Mrs. Marvin Petrie, however, was one of those persons who seem never to absorb any helpful ideas. Her forte was mostly criticism. She could see the faults of her home town, and her home people, in comparison with the Hub; but she had never, thus far, led in any benefit to Poketown.
"You can't none of you understand how glad I am to git to my daughter Mabel's in the winter; and then how glad I am to shake the mud of Boston off my gaiters when it comes spring," declared the traveled lady, who had a shrill voice of great "carrying" quality. When Mrs. Marvin Petrie was talking there was little other conversation at the sewing circle. Her comments upon people she had met and things she had seen, were in the line of a monologue.
"I do sartainly grow tired of Poketown when it comes fall, and things is dead, and the wind gets cold, and all. I'm sartain sure glad to git shet of it!" she pursued on this particular afternoon. "And then the first sight of Boston--and the mud--and the Common and Public Library,--and the shops, and all, make me feel like I was livin' again.
"Mabel says to me: 'How kin you live, Maw, most all the year in Poketown! Why, I was so glad to git away from it, that I'd walk the streets and beg before I'd go back to it again!' An' she would; Mabel's lively yet, if she has been married ten years and got three children.
"But by this time o' year--arter bein' three months or more in the hurly-burly of Boston, I'm _de_-lighted to git into the country.

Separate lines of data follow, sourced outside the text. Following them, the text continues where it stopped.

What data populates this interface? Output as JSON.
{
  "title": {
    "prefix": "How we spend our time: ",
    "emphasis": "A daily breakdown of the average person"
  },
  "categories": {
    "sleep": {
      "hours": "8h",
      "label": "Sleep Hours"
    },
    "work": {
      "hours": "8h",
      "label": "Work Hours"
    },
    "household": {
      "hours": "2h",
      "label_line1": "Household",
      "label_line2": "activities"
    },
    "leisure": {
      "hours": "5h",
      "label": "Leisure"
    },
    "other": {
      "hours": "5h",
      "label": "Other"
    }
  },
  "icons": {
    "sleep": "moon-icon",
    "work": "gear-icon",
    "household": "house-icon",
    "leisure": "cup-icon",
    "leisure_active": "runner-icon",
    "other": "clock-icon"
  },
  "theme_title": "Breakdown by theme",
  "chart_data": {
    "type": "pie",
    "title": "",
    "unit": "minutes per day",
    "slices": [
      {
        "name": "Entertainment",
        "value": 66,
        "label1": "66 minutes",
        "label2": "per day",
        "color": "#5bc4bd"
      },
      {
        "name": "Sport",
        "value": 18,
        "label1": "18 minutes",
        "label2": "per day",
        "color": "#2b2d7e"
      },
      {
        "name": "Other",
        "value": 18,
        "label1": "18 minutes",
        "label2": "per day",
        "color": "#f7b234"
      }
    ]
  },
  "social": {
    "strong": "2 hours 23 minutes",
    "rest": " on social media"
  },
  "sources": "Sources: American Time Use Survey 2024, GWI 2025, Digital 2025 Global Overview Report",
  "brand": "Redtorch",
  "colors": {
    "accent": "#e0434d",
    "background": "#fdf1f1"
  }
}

Ye see, city folks keep dancin' about so. They're always on the go. They ain't no rest for a body."
"But you ain't got ter go because other folks dooes, Miz' Petrie,"
suggested old lady Scattergood. "Now, when I go ter see my son-in-law at Skunk's Holler, I jest sit down an' fold my hands, an' _rest_."
"Skunk's Holler!" murmured one of the other women. "To hear Miz'
Scattergood talk, one 'ud think she was traveled, too. An' she ain't never been out o' sight o' this lake, I do believe."
"If ye don't go yourself, you feel's though you had," said Mrs. Petrie, with good nature. "So much bustle around you--yes. An' so I tell my daughters. I git enough of it b'fore spring begins."
"But," said the minister's wife, timidly, "after all, there isn't so much difference between Poketown and Boston, excepting that Boston is so very much bigger. People are about the same everywhere. And one house is like another, only one's bigger----"
"Now, that's right foolish talk, Miz' Middler!" exclaimed the lady so recently from the Hub. "The people's just as different as chalk is from cheese; and there ain't a church in Boston--and there's hundreds of 'em--that don't make our Union Church look silly."
"But, Miz' Petrie," cried one inquiring body. "Just what is it that makes Boston so different from Poketown? After all, folks is folks--and houses is houses--and streets is streets. Ain't that so?"
"Wa-al!" The traveled lady was stumped for a moment. Then she burst out with: "There! I'll tell ye. It's 'cause there's some order in the city; ev'rything here is haphazard. Course, there's poor sections--reg'lar _slums_, as they call 'em--in Boston. But the poor, dirty buildings and the poor, dirty streets, are in sort of a bunch together. They're in spots; they ain't dribbled all through the town, mixed up with fine houses, and elegant squares, and boulevards. Nope. Cities know how to hide their poor spots in some ways. Boston puts its best foot forward, as the sayin' is.
"But take it right here in Poketown. Now, ain't the good and the bad all shoveled together? Take Colonel Pa'tridge's fine house on High Street, stuck in right between Miner's meat shop and old Bill Jones' drygoods an' groceries--an' I don't know which is the commonest lookin' of the two."